0.5 months, 2 weeks, handled a total of 2 work orders.

Work Order 1

The content of the first work order was relatively simple. The requirement was to change the existing behavior where a certain field being empty did not allow duplicate entries, to allow duplicates. The solution was also simple: skip duplicate checks when the field is empty. The primary focus at the beginning was to familiarize myself with the development process.

  1. Confirm the requirement and create a work order in the OA system;
  2. Create a new branch and start development;
  3. Self-test;
  4. Code review;
  5. Submit for testing;
  6. Receive the test report and request deployment;
  7. Complete deployment and merge the code into the baseline.

In fact, communication incurs certain costs, and more complex requirements may have higher communication costs.

Work Order 2

The second work order was to fix platform vulnerabilities, including one SQL injection vulnerability and one reflected XSS attack vulnerability. The solution approach was also conventional.
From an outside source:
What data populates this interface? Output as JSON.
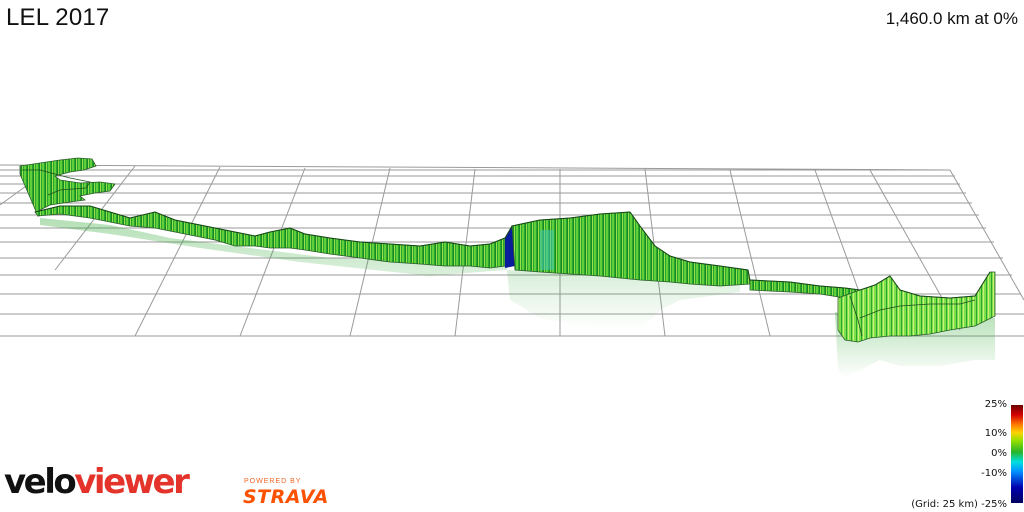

The first issue corrected after the code review, and also my first lesson, was that if-else statements should not be nested too deeply in the program. Fixing the SQL injection vulnerability required checking multiple parameters. Initially, I did it like this:

if (param1) {

} else if (param2) {

} else {

}

This approach is terrible! Moreover, it is clearly not recommended by coding standards. After my mentor’s reminder, I changed the code to a more extensible approach:

Map<String, String> paramMap = new ConcurrentHashMap<>();
map.put(param1);
map.put(param2);
if (map) {}

At first glance, there seems to be no problem, but this code has a lurking bug. The second lesson I learned is that ConcurrentHashMap does not allow null values! Compared to HashMap, it has a significant NPE risk because the parameters passed here come from the page (or should we validate for null when passing parameters?). Production environment code cannot afford mistakes.

The third lesson is about configuration files. The configuration file of the program should achieve the effect that without these lines of configuration, the program should behave like an offline version, with the changes or additions dependent on this configuration file. Of course, this also requires that the program handles the absence of configurations appropriately. Naturally, I did not consider in advance that if the configuration is missing, a direct NPE would occur.

The fourth lesson is about over-engineering. The program went live the night before, and I received an exception report at 8 AM the next day. After starting work, I immediately rolled back. The exception was caused by me modifying parts of the code outside the requirements. There were two identical methods, one above had parameter validation added, and although it wasn’t specified in the requirement, I went ahead and added parameter validation to the method below as well. Then, NPE occurred. Since it was outside the requirement, self-testing didn’t catch it, code review didn’t catch it, and testing didn’t catch it, but it emerged after going live.

Rolling back the program caused a loss roughly equating to the online system having exceptions for one night, with the involved personnel having to go through the work order process again to fix the bug. Just for two lines of code.

Summary

  1. Be responsible for the code, from requirement to deployment.
  2. Actively handle other matters, respond quickly, communicate smoothly, and stay focused.